PD Editorial: Shame on insurers for inflexibility with fire victims

Thousands of victims of the 2017 firestorm are about to be victimized again.

The second anniversary of the start of the catastrophic fires is one week away, and most insurance companies are preparing to cut off rental assistance for policyholders whose homes burned down. Fire victims could soon be on the hook for mortgage payments on homes that burned, the cost of replacement rentals and any out-of-pocket expenses for rebuilding.

More than 5,300 homes were lost in Sonoma County, and 6,400 burned in Northern California in the October 2017 fires. Two months later, 1,000 homes burned in Southern California.

No one who understood the situation believed all of them could be rebuilt in 24 months.

But the state law in effect at the time required insurers to provide only 24 months of rental assistance, and requests for extensions have been almost universally denied.

Only Farmers and CSAA have granted extensions, Staff Writer Bill Swindell reported.

The insurers are within their rights, but their business decisions don't match their marketing schemes, and dozens of fire victims gathered Friday evening in Old Courthouse Square to see if public embarrassment might soften their insurers' resolve.

Jim Scally, whose family lost their Coffey Park home in the Tubbs fire, carried a sign reading, “I was a State Farm customer for 45 years. State Farm cut me off after 24 months.”

Another sign said, “All State, the empty hands people.”

“Nationwide … not on my side,” said Sonoma County Supervisor Susan Gorin, who lost her Oakmont home in the Nuns fire and doesn't expect to be in her new house for another year.

This is just the first wave of victims to run up against the 24-month limit. The deadline will arrive soon in Los Angeles, Ventura and Santa Barbara counties, followed next year in Redding, Paradise and other communities around the state.

Meanwhile, some insurers are canceling policies in fire-prone areas, and the New York Times reported Sunday companies that trim trees and do other power grid maintenance work are having trouble securing insurance.

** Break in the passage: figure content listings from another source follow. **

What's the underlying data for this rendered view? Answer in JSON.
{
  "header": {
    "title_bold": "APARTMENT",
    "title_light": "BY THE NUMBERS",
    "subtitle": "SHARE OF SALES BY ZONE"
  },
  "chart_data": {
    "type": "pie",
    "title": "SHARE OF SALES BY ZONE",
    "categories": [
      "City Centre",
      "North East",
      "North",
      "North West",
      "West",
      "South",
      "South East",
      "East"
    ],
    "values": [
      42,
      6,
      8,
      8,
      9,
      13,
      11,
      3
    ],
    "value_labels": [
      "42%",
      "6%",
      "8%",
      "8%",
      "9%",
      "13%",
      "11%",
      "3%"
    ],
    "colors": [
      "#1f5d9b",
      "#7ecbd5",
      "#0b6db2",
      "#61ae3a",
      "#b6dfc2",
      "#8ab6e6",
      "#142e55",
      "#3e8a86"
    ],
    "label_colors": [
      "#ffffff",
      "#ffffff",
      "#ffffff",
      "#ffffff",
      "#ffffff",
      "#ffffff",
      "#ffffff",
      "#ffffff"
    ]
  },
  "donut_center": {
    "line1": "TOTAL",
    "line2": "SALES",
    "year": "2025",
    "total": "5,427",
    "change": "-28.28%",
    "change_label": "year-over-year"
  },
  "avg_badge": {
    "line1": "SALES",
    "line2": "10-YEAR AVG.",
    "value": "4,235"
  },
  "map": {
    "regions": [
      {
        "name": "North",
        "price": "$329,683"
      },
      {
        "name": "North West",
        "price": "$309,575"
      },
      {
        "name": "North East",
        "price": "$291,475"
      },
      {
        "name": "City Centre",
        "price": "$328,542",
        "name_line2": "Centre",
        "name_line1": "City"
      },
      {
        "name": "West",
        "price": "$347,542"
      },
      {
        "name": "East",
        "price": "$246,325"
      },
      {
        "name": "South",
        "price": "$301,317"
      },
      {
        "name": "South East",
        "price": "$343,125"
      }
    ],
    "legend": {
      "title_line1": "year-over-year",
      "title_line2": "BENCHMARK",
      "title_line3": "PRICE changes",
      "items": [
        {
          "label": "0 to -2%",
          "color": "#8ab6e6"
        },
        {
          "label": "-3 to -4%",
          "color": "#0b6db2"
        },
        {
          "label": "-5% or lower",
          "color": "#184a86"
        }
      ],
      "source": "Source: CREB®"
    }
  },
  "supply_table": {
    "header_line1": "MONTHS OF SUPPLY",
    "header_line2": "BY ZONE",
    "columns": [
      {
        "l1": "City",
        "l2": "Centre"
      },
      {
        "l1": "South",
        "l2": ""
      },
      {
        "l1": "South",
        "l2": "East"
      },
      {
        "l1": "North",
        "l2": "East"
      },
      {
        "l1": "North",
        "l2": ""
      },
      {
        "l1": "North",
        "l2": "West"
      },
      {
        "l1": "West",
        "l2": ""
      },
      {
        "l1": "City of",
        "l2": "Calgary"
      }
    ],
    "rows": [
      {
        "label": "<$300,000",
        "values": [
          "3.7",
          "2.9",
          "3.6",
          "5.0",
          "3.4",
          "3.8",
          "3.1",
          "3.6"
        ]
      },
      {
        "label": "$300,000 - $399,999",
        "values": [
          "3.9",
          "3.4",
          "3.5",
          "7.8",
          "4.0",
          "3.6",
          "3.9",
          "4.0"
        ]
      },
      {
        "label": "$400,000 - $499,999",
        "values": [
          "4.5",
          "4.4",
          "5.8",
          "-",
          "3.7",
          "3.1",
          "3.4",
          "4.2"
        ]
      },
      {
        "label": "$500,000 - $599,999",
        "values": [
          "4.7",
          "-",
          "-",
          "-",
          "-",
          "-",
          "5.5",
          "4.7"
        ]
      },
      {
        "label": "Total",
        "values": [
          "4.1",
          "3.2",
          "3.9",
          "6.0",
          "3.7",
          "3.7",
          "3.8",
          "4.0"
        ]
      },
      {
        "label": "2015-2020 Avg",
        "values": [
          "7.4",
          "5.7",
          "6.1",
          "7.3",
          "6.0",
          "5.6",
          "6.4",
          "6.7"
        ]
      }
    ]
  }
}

Twenty-four months usually is enough time to rebuild when a house burns down, but not when entire neighborhoods are razed.

Processing all the claims after the North Bay fires took months. So did debris removal. Demand for contractors, labor shortages and a wet winter in 2018 added more delays. In Santa Rosa's Fountaingrove neighborhood, the discovery of contaminated water pipes put some property owners on hold for weeks.

Through September, The Press Democrat reported Sunday, 874 housing units have been rebuilt - about 16%. Another 1,946 are under construction.

Under a law that took effect this year, insurers must provide 36 months of replacement housing for a home destroyed in an officially designated disaster area. As introduced by state Sen. Bill Dodd, D-Napa, the bill would have applied retroactively to 2017 fire victims. But insurers persuaded lawmakers to apply the new law only prospectively, and most insurers ignored pleas from state Insurance Commissioner Ricardo Lara to accommodate victims of the 2017 and 2018 fires.

Only about 1 in 6 victims of the 2017 fires managed to rebuild within 24 months. In fighting Dodd's bill, and refusing help for policyholders, insurers missed a chance to cement customer loyalty by doing a public service. If they don't reconsider, we urge landlords to be flexible with tenants who are still trying to rebuild. For those who were spared in 2017, it's a good time to ensure that your policy is up to date and adequate to cover potential losses.